Find coefficient of $x^ky^m$ in $(x+y-1)^n$

Question

Find coefficient of $x^ky^m$ in $(x+y-1)^n$

I have issue when in polynomial we have $-1$, or another constant.

I will explain, if we have to find coefficient $x^ky^m$ in $(x+y)^n$ then it is easy, according to multinomial theorem.
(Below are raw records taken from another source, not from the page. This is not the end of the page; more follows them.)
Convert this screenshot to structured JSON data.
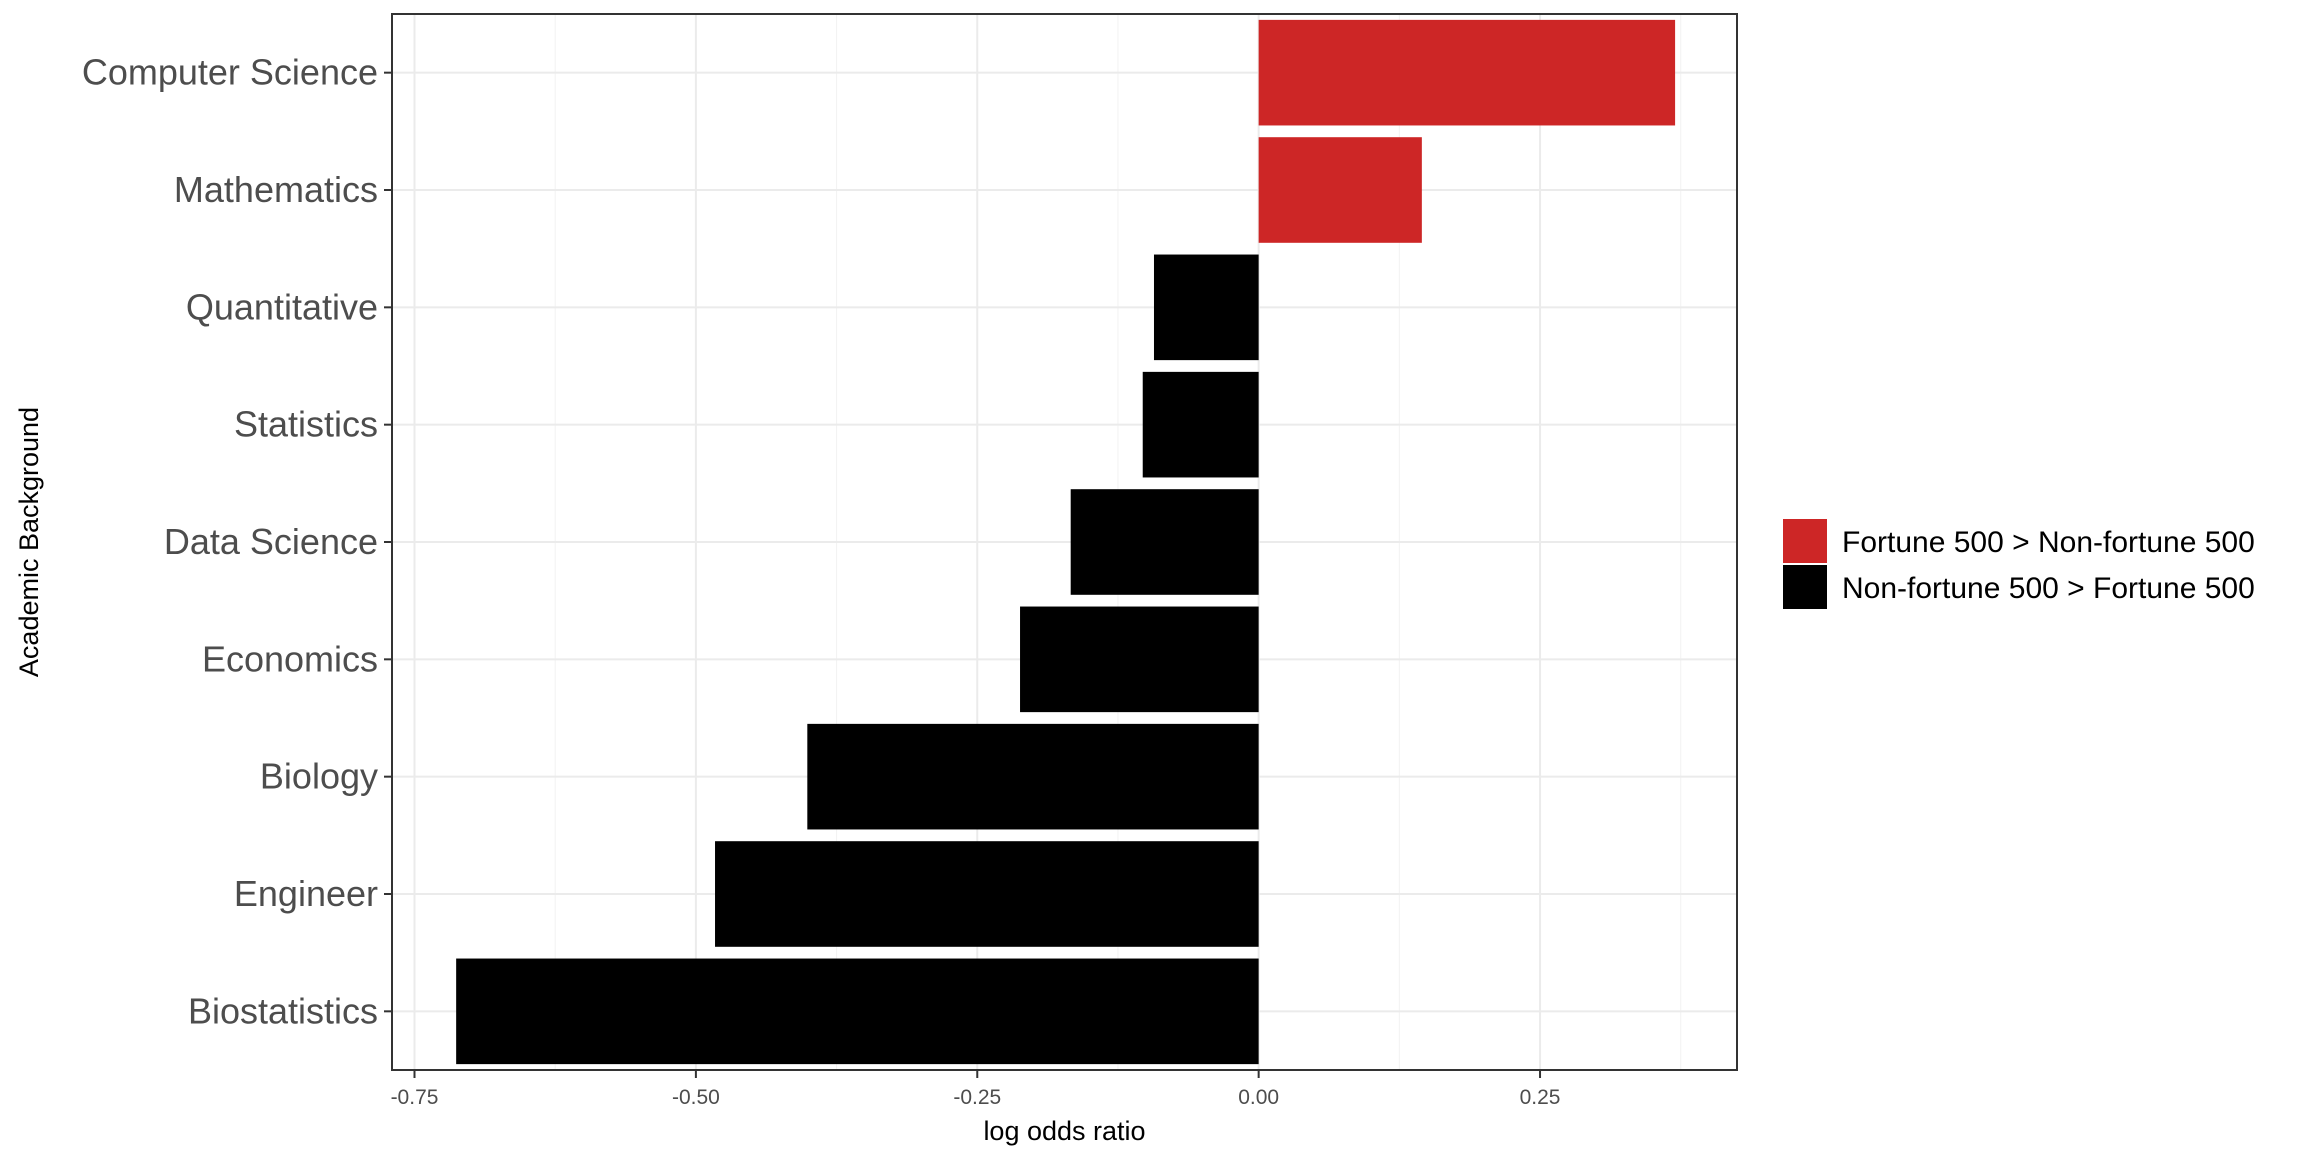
{
  "chart_data": {
    "type": "bar",
    "orientation": "horizontal",
    "categories": [
      "Computer Science",
      "Mathematics",
      "Quantitative",
      "Statistics",
      "Data Science",
      "Economics",
      "Biology",
      "Engineer",
      "Biostatistics"
    ],
    "values": [
      0.37,
      0.145,
      -0.093,
      -0.103,
      -0.167,
      -0.212,
      -0.401,
      -0.483,
      -0.713
    ],
    "groups": [
      "Fortune 500 > Non-fortune 500",
      "Fortune 500 > Non-fortune 500",
      "Non-fortune 500 > Fortune 500",
      "Non-fortune 500 > Fortune 500",
      "Non-fortune 500 > Fortune 500",
      "Non-fortune 500 > Fortune 500",
      "Non-fortune 500 > Fortune 500",
      "Non-fortune 500 > Fortune 500",
      "Non-fortune 500 > Fortune 500"
    ],
    "xlabel": "log odds ratio",
    "ylabel": "Academic Background",
    "xlim": [
      -0.77,
      0.425
    ],
    "xticks": [
      -0.75,
      -0.5,
      -0.25,
      0.0,
      0.25
    ],
    "xtick_labels": [
      "-0.75",
      "-0.50",
      "-0.25",
      "0.00",
      "0.25"
    ],
    "grid": true,
    "legend": {
      "position": "right",
      "entries": [
        {
          "label": "Fortune 500 > Non-fortune 500",
          "color": "#cd2626"
        },
        {
          "label": "Non-fortune 500 > Fortune 500",
          "color": "#000000"
        }
      ]
    }
  }
}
It is $\binom{n}{k,m}$. if we take another example without constant in polynomial, for example to find coefficient of $x^2y^3z^4$ in $(x+y+z)^9$, it is again, according to multinomial theorem $\binom{9}{2,3,4}$.

However, this did not works when we have constant in polynomial, I don't understand how to make this correct here: $\binom{n}{k,m}$ in $(x+y-1)$ and not $(x+y)$.

Answer 1

Now $x^ky^m$ in the expansion of $(x+y-1)^n$ you can see it as $x^ky^m(-1)^{n-(k+m)}$ and therefore its coefficient is given by the multinomial theorem and it's $$ {n}\choose{k,m,n-(m+k)} $$ and whose sign is given by $(-1)^{n-(k+m)}$

Answer 2

Writing $(x+y-1)^n=\sum_{j=0}^n\binom{n}{j}(-1)^{n-j}(x+y)^j$, the $x^ky^m$ contribution is from $j=k+m$ if this is at most $n$, namely$$\binom{n}{k+m}(-1)^{n-k-m}\binom{k+m}{k}=(-1)^{n-k-m}\frac{n!}{k!m!(n-k-m)!}$$in that case, in agreement with @user289143.